Have you ever heard someone say, "breakfast is the most important meal of the day", or give you advice about why it's vital to start the day with a healthy breakfast? It seems that this meal, for many of us, is necessary for our day to start well, but is it really that important?
The word "breakfast" comes from "breaking the fast"— the idea of ending the period in which we don't eat during the night. The regeneration process that takes place while we sleep consumes some of our natural food reserves. Breakfast gives us an opportunity to replenish those reduced stores of things like protein and calcium. So, in that way, a healthy breakfast makes sense.
There are also many often-quoted studies which seem to connect a state of being overweight with not eating breakfast. In fact, it leads many health experts to advise a healthy breakfast to not only control but also lose weight.
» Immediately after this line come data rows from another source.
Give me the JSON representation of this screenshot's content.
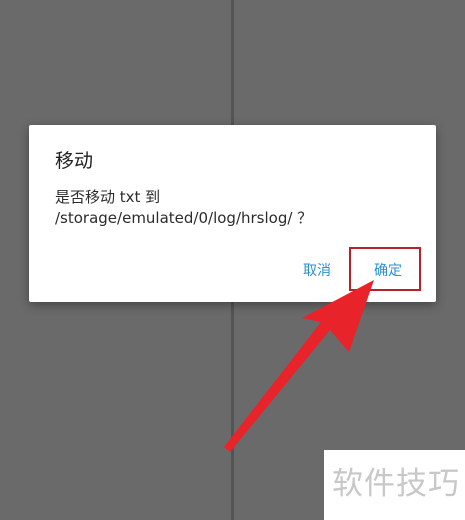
{
  "dialog": {
    "title": "移动",
    "message_line1": "是否移动 txt 到",
    "message_line2": "/storage/emulated/0/log/hrslog/ ？",
    "cancel_label": "取消",
    "confirm_label": "确定"
  },
  "watermark": {
    "text": "软件技巧"
  },
  "colors": {
    "accent": "#2a8fd0",
    "annotation": "#e8232a",
    "highlight_border": "#b8202a",
    "scrim": "#6a6a6a"
  }
}
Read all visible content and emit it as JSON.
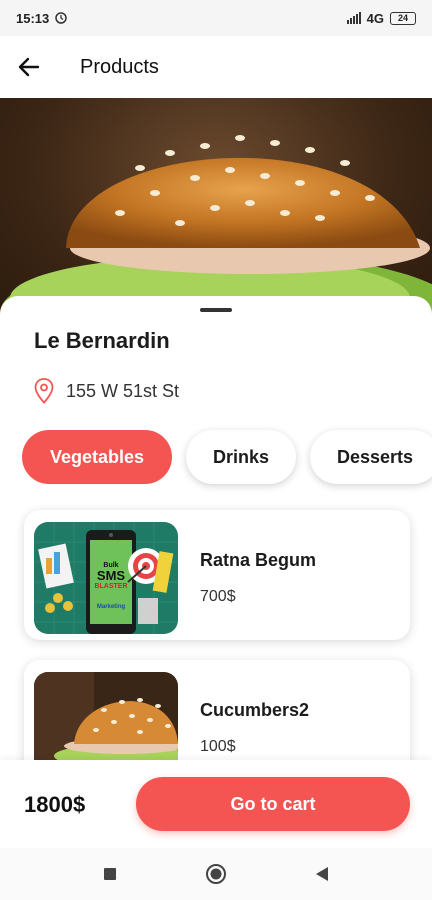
{
  "status_bar": {
    "time": "15:13",
    "network": "4G",
    "battery": "24"
  },
  "app_bar": {
    "title": "Products"
  },
  "restaurant": {
    "name": "Le Bernardin",
    "address": "155 W 51st St"
  },
  "categories": [
    {
      "label": "Vegetables",
      "active": true
    },
    {
      "label": "Drinks",
      "active": false
    },
    {
      "label": "Desserts",
      "active": false
    }
  ],
  "products": [
    {
      "name": "Ratna Begum",
      "price": "700$",
      "thumb_label_top": "Bulk",
      "thumb_label_mid": "SMS",
      "thumb_label_bot": "BLASTER",
      "thumb_label_foot": "Marketing"
    },
    {
      "name": "Cucumbers2",
      "price": "100$"
    }
  ],
  "cart": {
    "total": "1800$",
    "button_label": "Go to cart"
  },
  "colors": {
    "accent": "#f45552",
    "text": "#1c1c1c"
  },
  "icons": [
    "back-arrow-icon",
    "location-pin-icon",
    "square-nav-icon",
    "home-circle-nav-icon",
    "back-triangle-nav-icon"
  ]
}
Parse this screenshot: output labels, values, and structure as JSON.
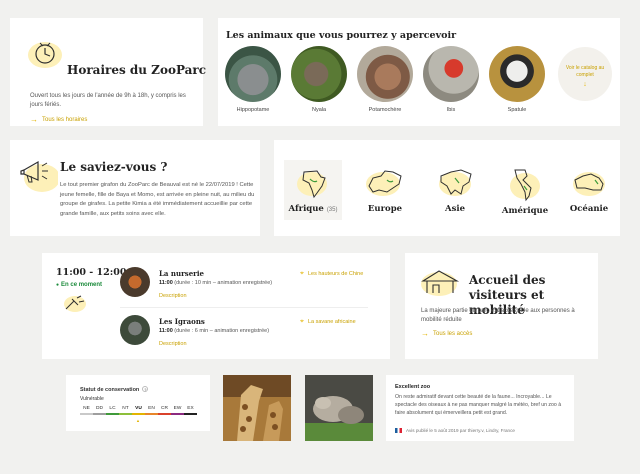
{
  "hours": {
    "title": "Horaires du ZooParc",
    "text": "Ouvert tous les jours de l'année de 9h à 18h, y compris les jours fériés.",
    "link": "Tous les horaires"
  },
  "animals": {
    "title": "Les animaux que vous pourrez y apercevoir",
    "items": [
      {
        "name": "Hippopotame",
        "icon": "hippo-photo"
      },
      {
        "name": "Nyala",
        "icon": "nyala-photo"
      },
      {
        "name": "Potamochère",
        "icon": "potamochere-photo"
      },
      {
        "name": "Ibis",
        "icon": "ibis-photo"
      },
      {
        "name": "Spatule",
        "icon": "spatule-photo"
      }
    ],
    "see_all": "Voir le catalog au complet"
  },
  "know": {
    "title": "Le saviez-vous ?",
    "text": "Le tout premier girafon du ZooParc de Beauval est né le 22/07/2019 ! Cette jeune femelle, fille de Baya et Momo, est arrivée en pleine nuit, au milieu du groupe de girafes. La petite Kimia a été immédiatement accueillie par cette grande famille, aux petits soins avec elle."
  },
  "continents": [
    {
      "name": "Afrique",
      "count": "(35)",
      "selected": true
    },
    {
      "name": "Europe",
      "count": "",
      "selected": false
    },
    {
      "name": "Asie",
      "count": "",
      "selected": false
    },
    {
      "name": "Amérique",
      "count": "",
      "selected": false
    },
    {
      "name": "Océanie",
      "count": "",
      "selected": false
    }
  ],
  "schedule": {
    "time": "11:00 - 12:00",
    "now": "En ce moment",
    "events": [
      {
        "title": "La nurserie",
        "duration_label": "11:00",
        "duration": "(durée : 10 min – animation enregistrée)",
        "description": "Description",
        "location": "Les hauteurs de Chine"
      },
      {
        "title": "Les Igraons",
        "duration_label": "11:00",
        "duration": "(durée : 6 min – animation enregistrée)",
        "description": "Description",
        "location": "La savane africaine"
      }
    ]
  },
  "welcome": {
    "title": "Accueil des visiteurs et mobilité",
    "text": "La majeure partie du parc est accessible aux personnes à mobilité réduite",
    "link": "Tous les accès"
  },
  "conservation": {
    "title": "Statut de conservation",
    "info": "?",
    "current": "Vulnérable",
    "statuses": [
      {
        "code": "NE",
        "color": "#c9c9c9"
      },
      {
        "code": "DD",
        "color": "#9e9e9e"
      },
      {
        "code": "LC",
        "color": "#3f9a3a"
      },
      {
        "code": "NT",
        "color": "#8dbf3a"
      },
      {
        "code": "VU",
        "color": "#e3b400"
      },
      {
        "code": "EN",
        "color": "#e8862a"
      },
      {
        "code": "CR",
        "color": "#d9412b"
      },
      {
        "code": "EW",
        "color": "#8c2a80"
      },
      {
        "code": "EX",
        "color": "#222222"
      }
    ]
  },
  "review": {
    "title": "Excellent zoo",
    "text": "On reste admiratif devant cette beauté de la faune... Incroyable... Le spectacle des oiseaux à ne pas manquer malgré la météo, bref un zoo à faire absolument qui émerveillera petit est grand.",
    "meta": "Avis publié le 5 août 2019 par thierry.v, Lindry, France"
  },
  "colors": {
    "accent": "#e3b400",
    "background": "#f1f1ef",
    "green": "#1a8a3a"
  }
}
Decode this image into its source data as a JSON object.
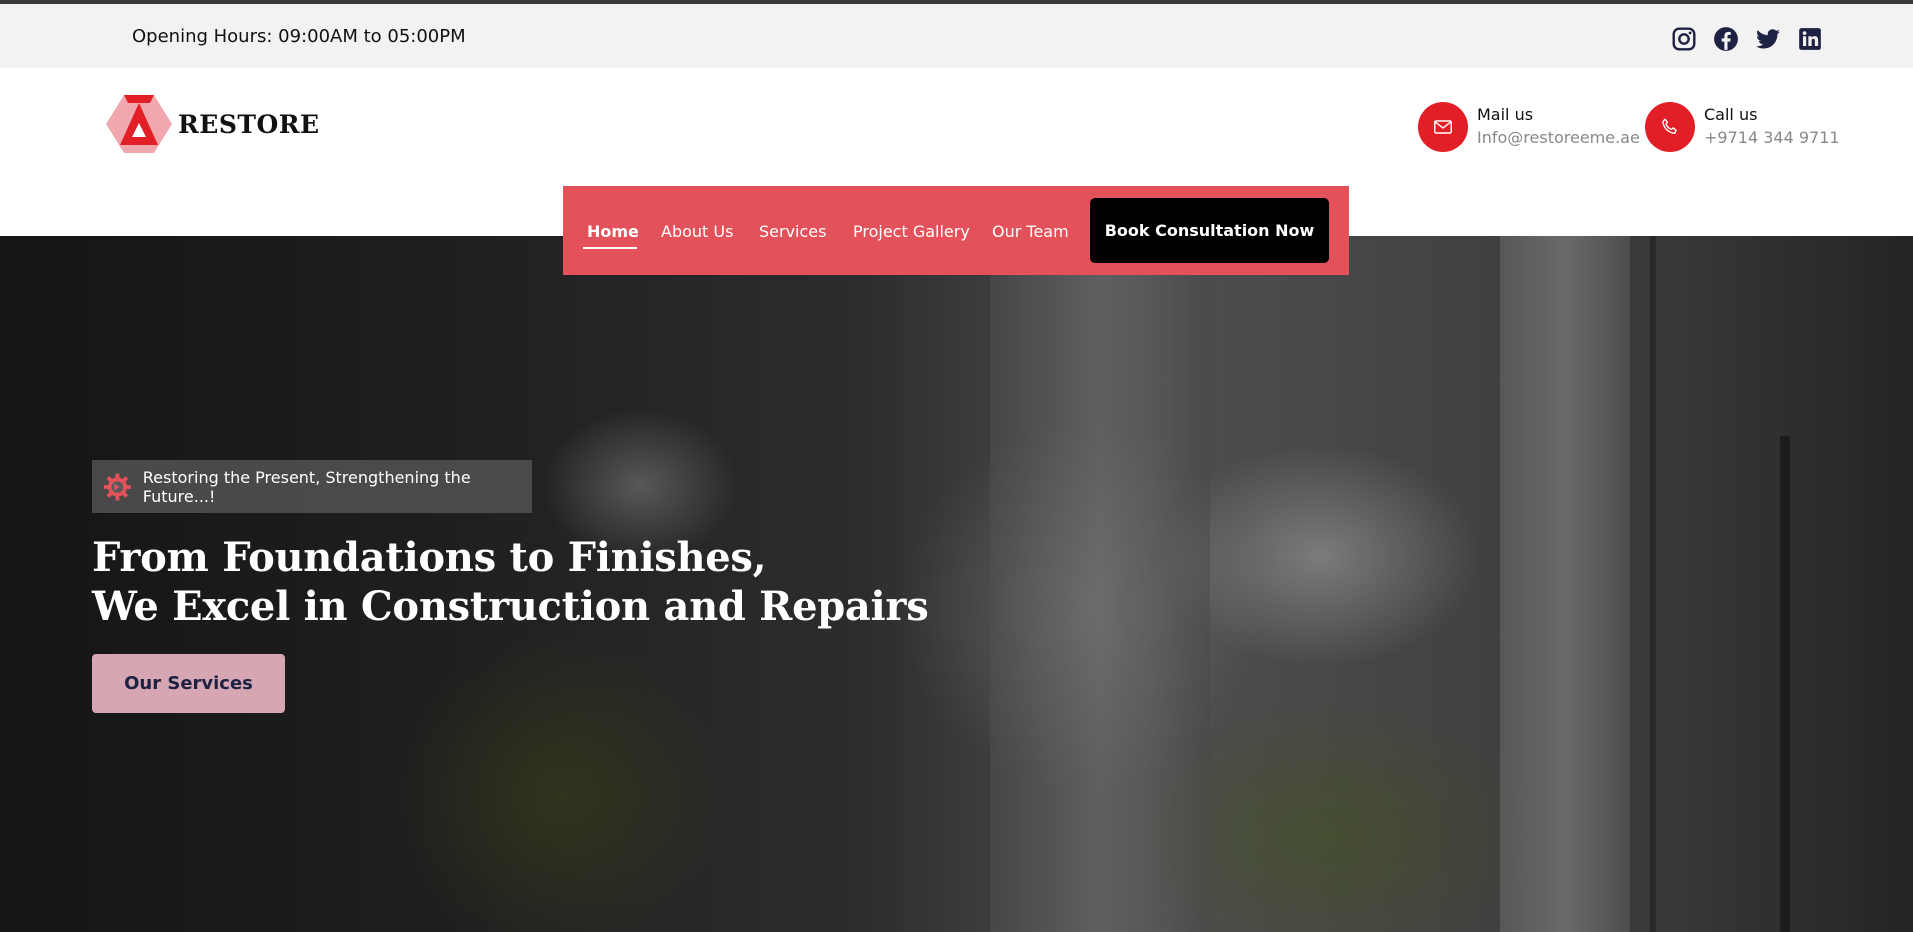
{
  "topbar": {
    "opening_hours": "Opening Hours: 09:00AM to 05:00PM",
    "social": [
      "instagram-icon",
      "facebook-icon",
      "twitter-icon",
      "linkedin-icon"
    ]
  },
  "brand": {
    "name": "RESTORE",
    "colors": {
      "accent": "#e21f26",
      "nav_bg": "#e3525a"
    }
  },
  "contacts": {
    "mail": {
      "label": "Mail us",
      "value": "Info@restoreeme.ae",
      "icon": "envelope-icon"
    },
    "call": {
      "label": "Call us",
      "value": "+9714 344 9711",
      "icon": "phone-icon"
    }
  },
  "nav": {
    "items": [
      {
        "label": "Home",
        "active": true
      },
      {
        "label": "About Us"
      },
      {
        "label": "Services"
      },
      {
        "label": "Project Gallery"
      },
      {
        "label": "Our Team"
      }
    ],
    "cta": "Book Consultation Now"
  },
  "hero": {
    "tagline": "Restoring the Present, Strengthening the Future...!",
    "headline_line1": "From Foundations to Finishes,",
    "headline_line2": "We Excel in Construction and Repairs",
    "button": "Our Services"
  }
}
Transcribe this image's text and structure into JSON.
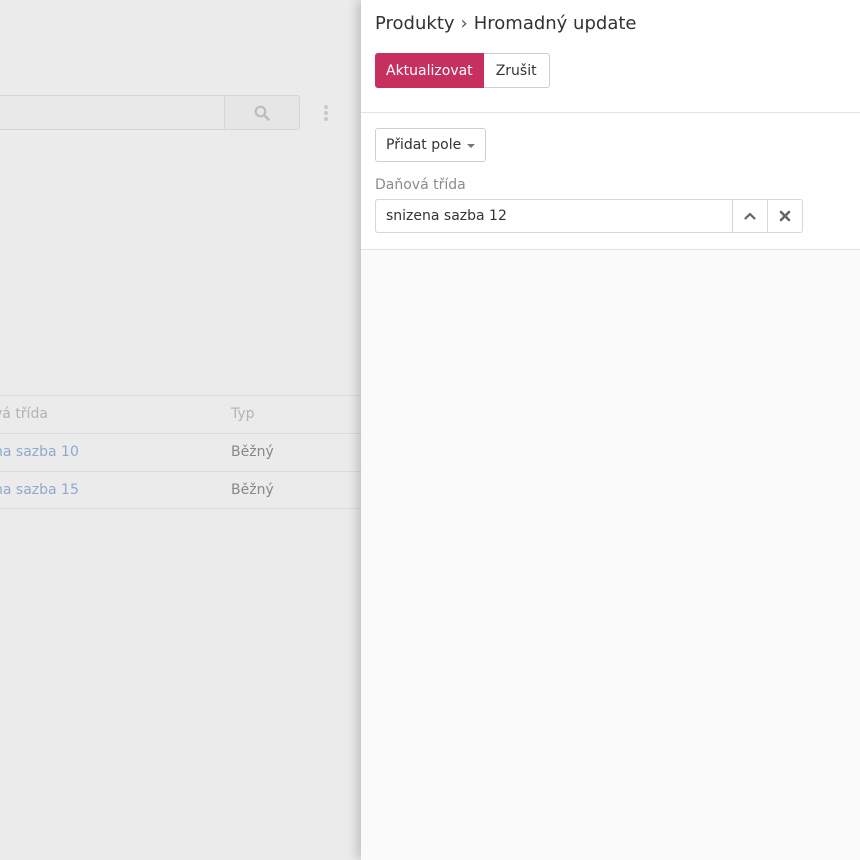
{
  "background": {
    "table": {
      "headers": {
        "tax_class": "vá třída",
        "type": "Typ"
      },
      "rows": [
        {
          "tax_class": "na sazba 10",
          "type": "Běžný"
        },
        {
          "tax_class": "na sazba 15",
          "type": "Běžný"
        }
      ]
    }
  },
  "panel": {
    "breadcrumb": {
      "parent": "Produkty",
      "separator": "›",
      "current": "Hromadný update"
    },
    "actions": {
      "update_label": "Aktualizovat",
      "cancel_label": "Zrušit"
    },
    "add_field_label": "Přidat pole",
    "field": {
      "label": "Daňová třída",
      "value": "snizena sazba 12"
    }
  },
  "colors": {
    "primary": "#c7305e",
    "link": "#8fa9c9"
  }
}
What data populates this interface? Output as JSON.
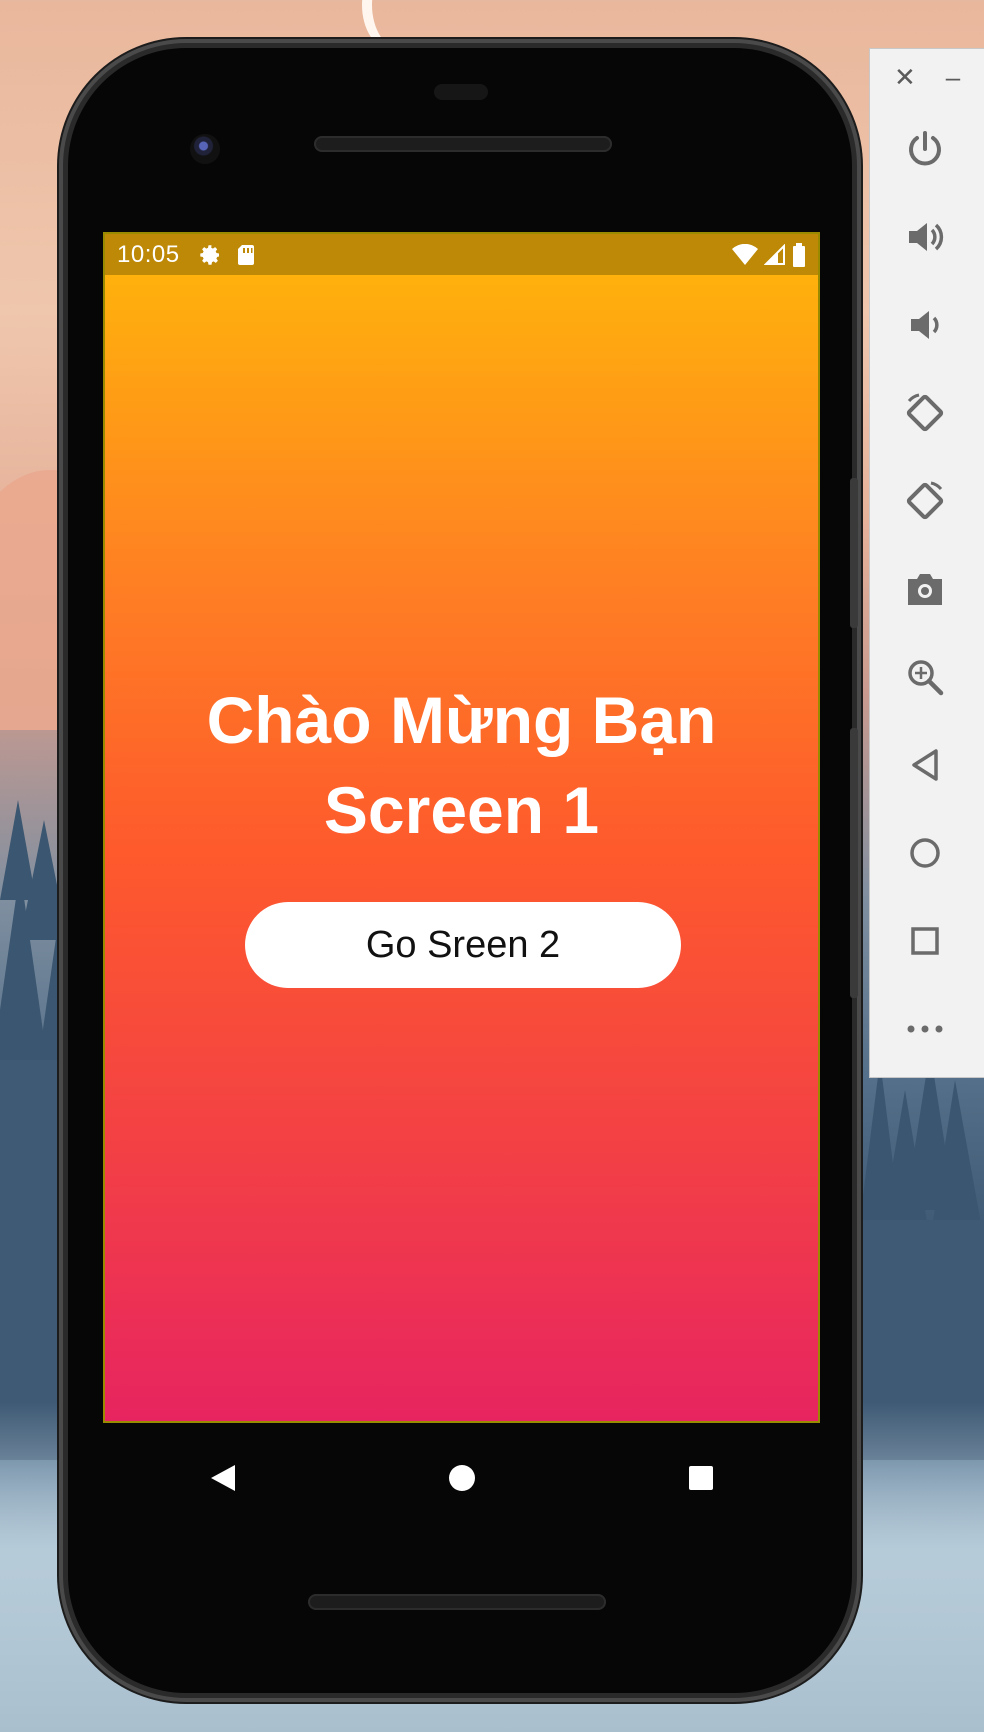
{
  "status_bar": {
    "time": "10:05",
    "color": "#bd8906",
    "icons": [
      "settings-icon",
      "sd-card-icon",
      "wifi-icon",
      "signal-icon",
      "battery-icon"
    ]
  },
  "app": {
    "title_line1": "Chào Mừng Bạn",
    "title_line2": "Screen 1",
    "button_label": "Go Sreen 2",
    "gradient": [
      "#ffb10c",
      "#fe5a2c",
      "#e72460"
    ]
  },
  "nav_bar": {
    "icons": [
      "back-icon",
      "home-icon",
      "recents-icon"
    ]
  },
  "emulator_toolbar": {
    "window_controls": [
      "close-icon",
      "minimize-icon"
    ],
    "items": [
      "power-icon",
      "volume-up-icon",
      "volume-down-icon",
      "rotate-left-icon",
      "rotate-right-icon",
      "camera-icon",
      "zoom-icon",
      "back-icon",
      "home-icon",
      "overview-icon",
      "more-icon"
    ]
  }
}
In a US study, 50,000 people were monitored over seven years, and those who ate a healthy breakfast were found to have a lower BMI (体重指数), which seems to suggest that breakfast may indeed help people maintain a healthy weight.
But it might not be as simple as that. Alexandra Johnstone, professor of appetite research at the University of Aberdeen, suggests those who do not have breakfast might be less aware of healthy diets and nutrition, and people who eat breakfast might have a healthier lifestyle overall exercising and not smoking, for example. And he also points out that with the rise in popularity of intermittent (间歇性的) fasting to lose weight, there may also be some benefits to not eating breakfast, like improving blood sugar control and lowering blood pressure.
So, while breakfast has its benefits, it might not be the most important meal. It seems that a healthy lifestyle with a balanced diet might be more important for many of us than just one single meal.